[Feature] Unicode characters in text file [sf#3]

teambob / docfrac

DocFrac is a document converter that can convert between RTF, HTML and ASCII text. This includes RTF to HTML and HTML to RTF. Supports text formatting (e.g. bold); tables; and most European languages. Available for Windows; Linux; ActiveX and DLL.

GNU General Public License v2.0

13 stars 6 forks source link

[Feature] Unicode characters in text file [sf#3] #47

Open teambob opened 9 years ago

teambob commented 9 years ago

Reported by andrewpunch on 2004-06-09 03:25 UTC Characters which are non-ASCII are thrown away when writing to a text file.

There is no way around this while we write to an ASCII file.

There are some other options for file formats:

mapping to a code page (e.g. ANSI)
quoted printable (same as email)
UTF8
Straight Unicode

From a design perspective this could be achieved by creating maps from a single unicode character to one or more bytes.

There could be a map for:

ASCII
ANSI
iso8859 standards
UTF8
straight unicode

The map need not be static. It may be dynamic. For example the ASCII map may allow through all character codes with a unicode value less than 0x0080.

There must be a process for when a unicode character is not mappable using the current map.

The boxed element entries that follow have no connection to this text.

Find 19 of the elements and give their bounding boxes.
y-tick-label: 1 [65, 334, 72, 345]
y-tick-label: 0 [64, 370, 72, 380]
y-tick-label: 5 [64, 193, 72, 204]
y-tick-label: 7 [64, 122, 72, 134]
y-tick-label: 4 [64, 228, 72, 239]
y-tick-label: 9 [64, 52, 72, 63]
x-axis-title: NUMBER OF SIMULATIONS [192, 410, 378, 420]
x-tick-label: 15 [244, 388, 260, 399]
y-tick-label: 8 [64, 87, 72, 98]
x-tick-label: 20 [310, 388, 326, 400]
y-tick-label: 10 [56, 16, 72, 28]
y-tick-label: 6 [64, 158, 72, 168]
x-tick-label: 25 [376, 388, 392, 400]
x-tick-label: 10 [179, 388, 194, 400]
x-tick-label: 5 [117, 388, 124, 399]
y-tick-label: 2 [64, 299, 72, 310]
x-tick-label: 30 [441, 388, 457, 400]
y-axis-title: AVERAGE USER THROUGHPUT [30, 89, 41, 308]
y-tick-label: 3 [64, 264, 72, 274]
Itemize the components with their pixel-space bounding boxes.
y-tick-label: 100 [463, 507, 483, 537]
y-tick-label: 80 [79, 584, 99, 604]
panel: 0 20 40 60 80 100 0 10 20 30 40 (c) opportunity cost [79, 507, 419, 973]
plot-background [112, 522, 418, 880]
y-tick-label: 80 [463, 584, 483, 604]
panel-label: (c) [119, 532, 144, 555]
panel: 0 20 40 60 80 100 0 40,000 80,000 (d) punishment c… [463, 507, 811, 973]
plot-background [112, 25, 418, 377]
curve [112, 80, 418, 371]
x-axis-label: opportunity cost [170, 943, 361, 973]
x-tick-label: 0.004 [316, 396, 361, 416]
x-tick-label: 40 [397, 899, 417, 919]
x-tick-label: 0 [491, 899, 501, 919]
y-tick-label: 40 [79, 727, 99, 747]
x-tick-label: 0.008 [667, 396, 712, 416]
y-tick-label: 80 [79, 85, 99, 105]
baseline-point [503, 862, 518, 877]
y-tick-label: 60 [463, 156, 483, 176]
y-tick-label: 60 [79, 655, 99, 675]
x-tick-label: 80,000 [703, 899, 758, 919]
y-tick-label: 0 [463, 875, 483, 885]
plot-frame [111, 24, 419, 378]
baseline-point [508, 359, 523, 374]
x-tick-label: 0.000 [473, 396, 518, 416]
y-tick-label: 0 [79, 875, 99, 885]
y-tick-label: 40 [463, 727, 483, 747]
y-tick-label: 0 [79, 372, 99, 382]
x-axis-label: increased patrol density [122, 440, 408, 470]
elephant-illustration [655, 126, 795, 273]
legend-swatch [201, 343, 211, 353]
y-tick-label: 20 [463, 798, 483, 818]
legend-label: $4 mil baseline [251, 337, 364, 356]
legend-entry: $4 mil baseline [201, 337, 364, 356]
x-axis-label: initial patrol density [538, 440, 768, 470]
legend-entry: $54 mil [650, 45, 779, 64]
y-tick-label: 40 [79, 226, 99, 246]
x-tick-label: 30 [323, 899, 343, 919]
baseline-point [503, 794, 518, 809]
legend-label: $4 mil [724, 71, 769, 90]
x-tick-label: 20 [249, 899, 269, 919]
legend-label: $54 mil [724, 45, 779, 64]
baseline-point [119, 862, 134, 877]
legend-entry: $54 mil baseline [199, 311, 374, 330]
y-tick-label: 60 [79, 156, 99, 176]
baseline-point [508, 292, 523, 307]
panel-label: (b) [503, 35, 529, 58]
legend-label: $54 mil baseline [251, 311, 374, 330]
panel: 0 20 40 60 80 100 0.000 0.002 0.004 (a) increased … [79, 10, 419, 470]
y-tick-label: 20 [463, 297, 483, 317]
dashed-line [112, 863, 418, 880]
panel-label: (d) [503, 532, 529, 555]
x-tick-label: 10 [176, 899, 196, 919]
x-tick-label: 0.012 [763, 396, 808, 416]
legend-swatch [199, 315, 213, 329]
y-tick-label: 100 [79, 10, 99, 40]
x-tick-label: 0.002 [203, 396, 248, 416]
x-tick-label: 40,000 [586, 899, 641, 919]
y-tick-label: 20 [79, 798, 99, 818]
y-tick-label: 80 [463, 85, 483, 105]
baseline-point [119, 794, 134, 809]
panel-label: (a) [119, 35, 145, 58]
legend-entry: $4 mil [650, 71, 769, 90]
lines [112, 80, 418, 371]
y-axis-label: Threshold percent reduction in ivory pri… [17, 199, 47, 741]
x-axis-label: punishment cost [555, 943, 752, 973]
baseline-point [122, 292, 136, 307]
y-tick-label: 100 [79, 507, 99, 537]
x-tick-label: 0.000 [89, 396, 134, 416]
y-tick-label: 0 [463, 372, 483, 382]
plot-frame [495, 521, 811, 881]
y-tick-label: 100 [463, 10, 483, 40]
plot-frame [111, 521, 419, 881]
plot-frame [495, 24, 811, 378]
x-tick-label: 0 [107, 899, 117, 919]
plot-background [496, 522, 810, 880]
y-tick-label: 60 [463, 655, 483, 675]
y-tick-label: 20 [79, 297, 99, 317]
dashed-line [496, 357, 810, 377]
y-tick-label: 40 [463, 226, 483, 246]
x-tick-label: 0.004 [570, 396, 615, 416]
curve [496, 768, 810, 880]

Created on behalf of David at Nutmeg.

teambob commented 9 years ago

Commented by andrewpunch on 2004-06-10 10:50 UTC Logged In: YES user_id=928005

Another quick possibility is to use UTF-32 (little endian) encoding. This allows access to all the characters in a document without loss of information.

The technical specification is here: http://www.unicode.org/faq/specifications-jda.html

teambob commented 9 years ago

Commented by andrewpunch on 2004-10-11 06:43 UTC Logged In: YES user_id=928005

Detirmination: Text writer will output UTF8 by default in next version. This will be compatible with ASCII for english characters, but will keep other characters.

ASCII, UTF16/32 and other mappings will be available as options in later versions.

teambob commented 9 years ago

Updated by andrewpunch on 2004-10-11 06:43 UTC

summary: Non-ASCII characters in text file --> Unicode characters in text file

teambob commented 9 years ago

Updated by andrewpunch on 2004-10-11 06:45 UTC

priority: 5 --> 8

teambob commented 9 years ago

Commented by andrewpunch on 2005-04-11 12:41 UTC Logged In: YES user_id=928005

This is scheduled for inclusion in 3.2.0 as UTF8 output for "text" files.